Raison d'être des entreprises

État des lieux d’une innovation en cours

Dossier : Raison d'être des entreprisesMagazine N°770 Décembre 2021
Par Kevin LEVILLAIN
Par Alain SCHNAPPER

Que le droit des sociétés intro­duise de nou­velles formes juridiques pour l’entreprise n’est pas si fréquent. Que le lég­is­la­teur mod­i­fie les arti­cles fon­da­teurs de la déf­i­ni­tion de la « société » dans le Code civ­il est encore plus rare.

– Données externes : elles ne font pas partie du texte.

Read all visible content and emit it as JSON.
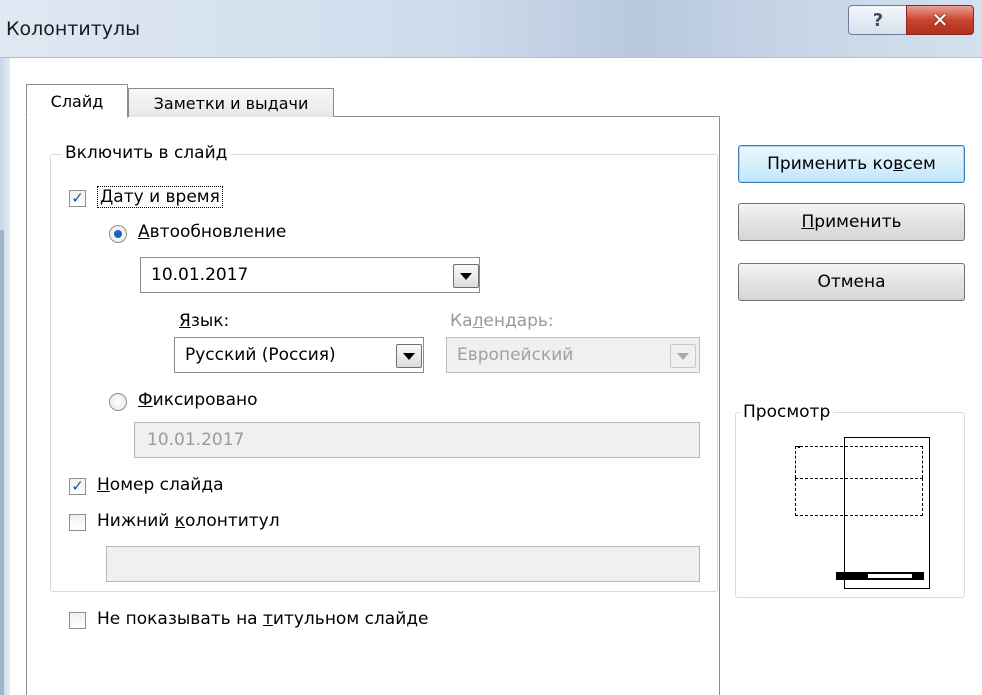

Mais, que ce soit pour intro­duire la pos­si­bil­ité, pour les entre­pris­es, de s’engager juridique­ment sur une final­ité d’intérêt col­lec­tif, qui dépasse la réal­i­sa­tion d’un prof­it, c’est tout à fait inédit.

Et pour­tant, les arti­cles 169 et 176 de la loi dite Pacte (loi n° 2019–486 du 22 mai 2019 rel­a­tive à la crois­sance et la trans­for­ma­tion des entre­pris­es), pro­mul­guée en mai 2019, révisent la struc­ture juridique de l’entreprise établie depuis deux siè­cles : la société com­mer­ciale. Pre­mière inno­va­tion, le Code civ­il recon­naît désor­mais que la société n’est pas qu’une affaire d’associés : elle doit au con­traire être « gérée » pour pren­dre « en con­sid­éra­tion les enjeux soci­aux et environ­nementaux de son activ­ité ». Deux­ième inno­va­tion, la loi intro­duit la notion de « rai­son d’être », qui per­met à toute société de s’engager sur une final­ité dans ses pro­pres statuts.
Et, troisième inno­va­tion, elle établit avec la qual­ité de « société à mis­sion » un mod­èle de gou­ver­nance exigeant, qui asso­cie à la rai­son d’être des objec­tifs soci­aux et environ­nementaux choi­sis par l’entreprise, ain­si qu’un mécan­isme de con­trôle inédit : interne avec le comité de mis­sion et externe avec un organ­isme tiers indépendant.

Ces trois nou­veautés font de la France une pio­nnière des mod­èles de gou­ver­nance pour l’entreprise respon­s­able. Les pre­mières entre­pris­es à avoir changé leur statut inven­tent la pra­tique qui donne vie aux nou­velles dis­po­si­tions légales, et en éprou­vent les enjeux. Et le moment est cru­cial : les rap­ports publics d’évaluation se mul­ti­plient pour saisir la portée effec­tive de la loi, alors que cer­tains man­agers comptent sur ces nou­veaux engage­ments pour pro­téger bud­gets d’innovation et pro­jets socié­taux con­tre les aléas de l’actionnariat, et que se con­stitue le pou­voir poten­tiel du comité de mis­sion face au con­seil d’administration. Com­ment expli­quer ces inno­va­tions juridiques et sur quels fonde­ments théoriques reposent-elles ? Com­ment les chefs d’entreprise pio­nniers expliquent-ils leur engage­ment et comptent-ils trans­former leur entre­prise ? Quel est l’état des lieux en France de ce déploiement ?

L’ambition du présent dossier est d’éclairer ces ques­tions par le point de vue des chercheurs qui ont par­ticipé à l’exploration de ces nou­veaux con­cepts et par celui des dirigeants qui les font vivre.